By MATHEW DEARNALEY
South Auckland health chiefs deny any direct link between their closure of birth pools and allegations that a baby fell on its head during delivery.
The Counties-Manukau District Health Board reopened three of its four birth pools yesterday after completing most of a set of improvements prescribed by the Labour Department's Occupational Safety and Health service (OSH).
New steps, wooden seats and a wider lip have been added to pools at Botany Downs, Papakura and Pukekohe, but handrails are not expected to be installed until later this week.
Midwives have been asked in the meantime to take particular care with women climbing in and out of the pools.
The larger of two pools at Pukekohe remains closed until a small foot-step is completed, but one pool that opened yesterday is at the centre of an investigation into a complaint against a midwife by parents of a baby suffering suspected cerebral palsy.
Health and Disability Commissioner Ron Paterson has agreed to investigate their allegation that the midwife mismanaged their baby's delivery at the Botany Downs birth pool in October and tried to cover this up with false information to Middlemore Hospital staff.
The midwife denies the allegations, and has told the Accident Compensation Corporation's medical misadventure unit she caught the baby with both hands as it "delivered spontaneously".

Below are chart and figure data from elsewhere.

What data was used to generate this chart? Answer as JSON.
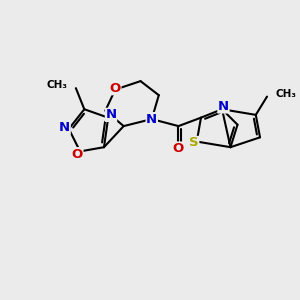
{
  "bg_color": "#ebebeb",
  "atom_colors": {
    "C": "#000000",
    "N": "#0000cc",
    "O": "#cc0000",
    "S": "#aaaa00"
  },
  "bond_color": "#000000",
  "bond_width": 1.5,
  "font_size_atom": 9.5
}
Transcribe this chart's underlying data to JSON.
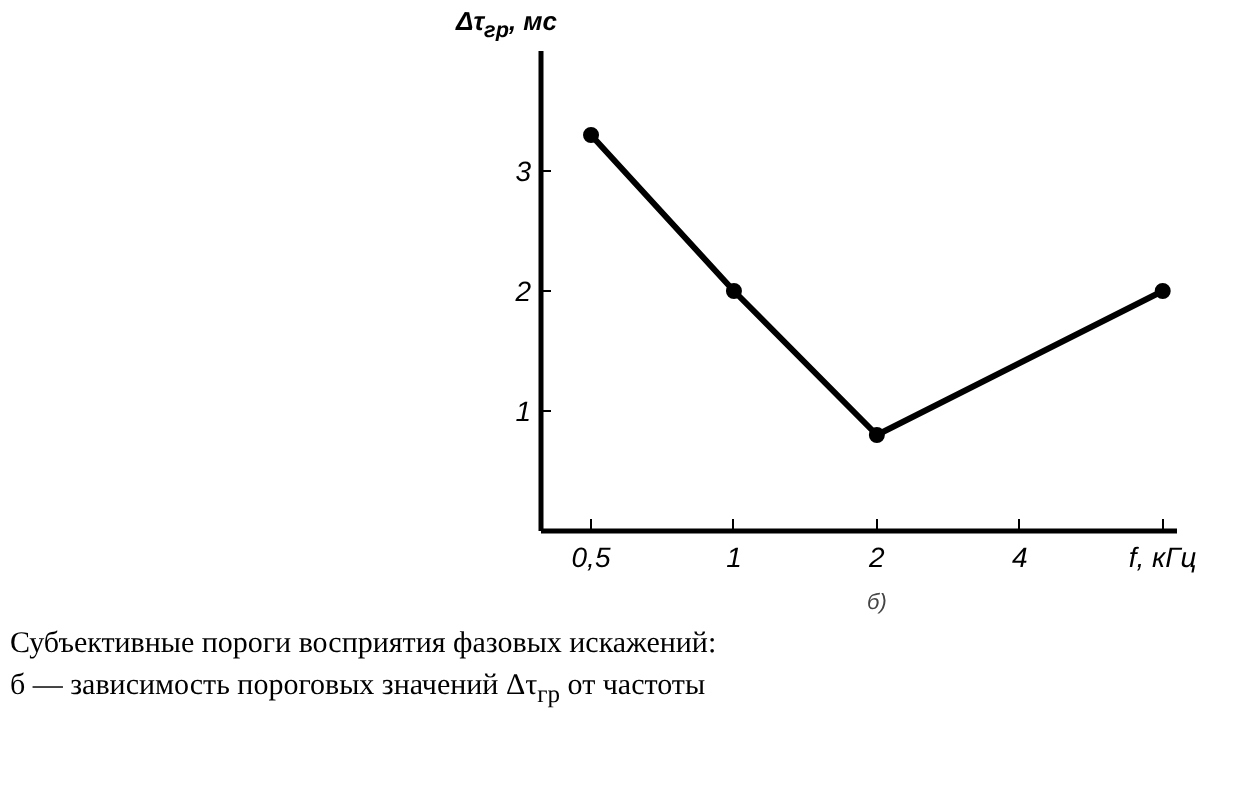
{
  "chart_data": {
    "type": "line",
    "xlabel": "f, кГц",
    "ylabel": "Δτ$_{гр}$, мс",
    "categories": [
      "0,5",
      "1",
      "2",
      "4",
      null
    ],
    "series": [
      {
        "color": "#000000",
        "values": [
          3.3,
          2.0,
          0.8,
          null,
          2.0
        ]
      }
    ],
    "ylim": [
      0,
      4
    ],
    "yticks": [
      1,
      2,
      3
    ],
    "grid": false,
    "marker": "circle",
    "line_style": "solid",
    "annotations": [
      "б)",
      "Субъективные пороги восприятия фазовых искажений:",
      "б — зависимость пороговых значений Δτ$_{гр}$ от частоты"
    ]
  }
}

But the parents, the baby's maternal grandmother and an aunt have given witness accounts of allegedly seeing the baby fall out of the birth canal and bounce on its head down a step on to the floor as its mother climbed out of the pool.
The midwife refused yesterday to say anything about the case, asking the Herald not to try to talk to her.
But she told ACC she feared the baby was stillborn because it felt lifeless and was not breathing before resuscitation began "well within" one minute of delivery.
Board chief executive Stephen McKernan strongly rejected the cover-up allegation.
And he said although the board did not consider it appropriate to comment on clinical matters under investigation by external agencies, the pool closures were "not directly linked" to the family's complaint.
Mr McKernan acknowledged that an OSH improvement notice issued last month for Botany Downs focused on safety aspects of its use "and in particular women getting in and out of the pool" as well as the avoidance of back injuries to midwives.
But although the notice did not require the board to close any pools, he said a management decision was taken to do so to allow time to discuss and make necessary improvements.
Midwives were shocked at the suddenness of last month's decision, saying they were not consulted and describing it as "complete overkill".
But a College of Midwives spokeswoman said yesterday she was unaware of the complaint at Botany Downs, and was saddened for both the family and midwife concerned.
Asked at the time about any history of accidents prompting the move, health board spokeswoman Lauren Young mentioned only a complaint about two years ago of an alleged back injury to a midwife.
A Nurses Organisation lawyer representing the midwife involved in the latest case, who remains a board employee and has had no internal action taken against her, could not be reached.
Ms Young said late yesterday in response to questions which the Herald put to the board on Friday that there was no delay in investigating the baby's birth, but no formal complaint was received from the family until April.
She said a skull x-ray and head ultrasound performed on the baby on the day it was born were normal and showed no evidence of trauma.
But the parents, who do not want to be named, cite a scan in November in which a radiologist suggested that damage to a part of the brain which controls muscle movement was consistent with "moderate to severe" oxygen loss.
The father said last night that he complained about the midwife to a paediatrician four days after the birth, after learning of her denial that the baby hit the ground.
He denied a board suggestion that the family turned down the offer of a meeting with health staff a week after the birth, saying he and his partner met the paediatrician then, although other relatives and clinicians pulled out of the appointment.
* A question-mark was omitted in yesterday's Herald in a Middlemore Hospital doctor's admission note that said the baby had a healthy pregnancy but was "delivered while moving to bed, dropped on floor?"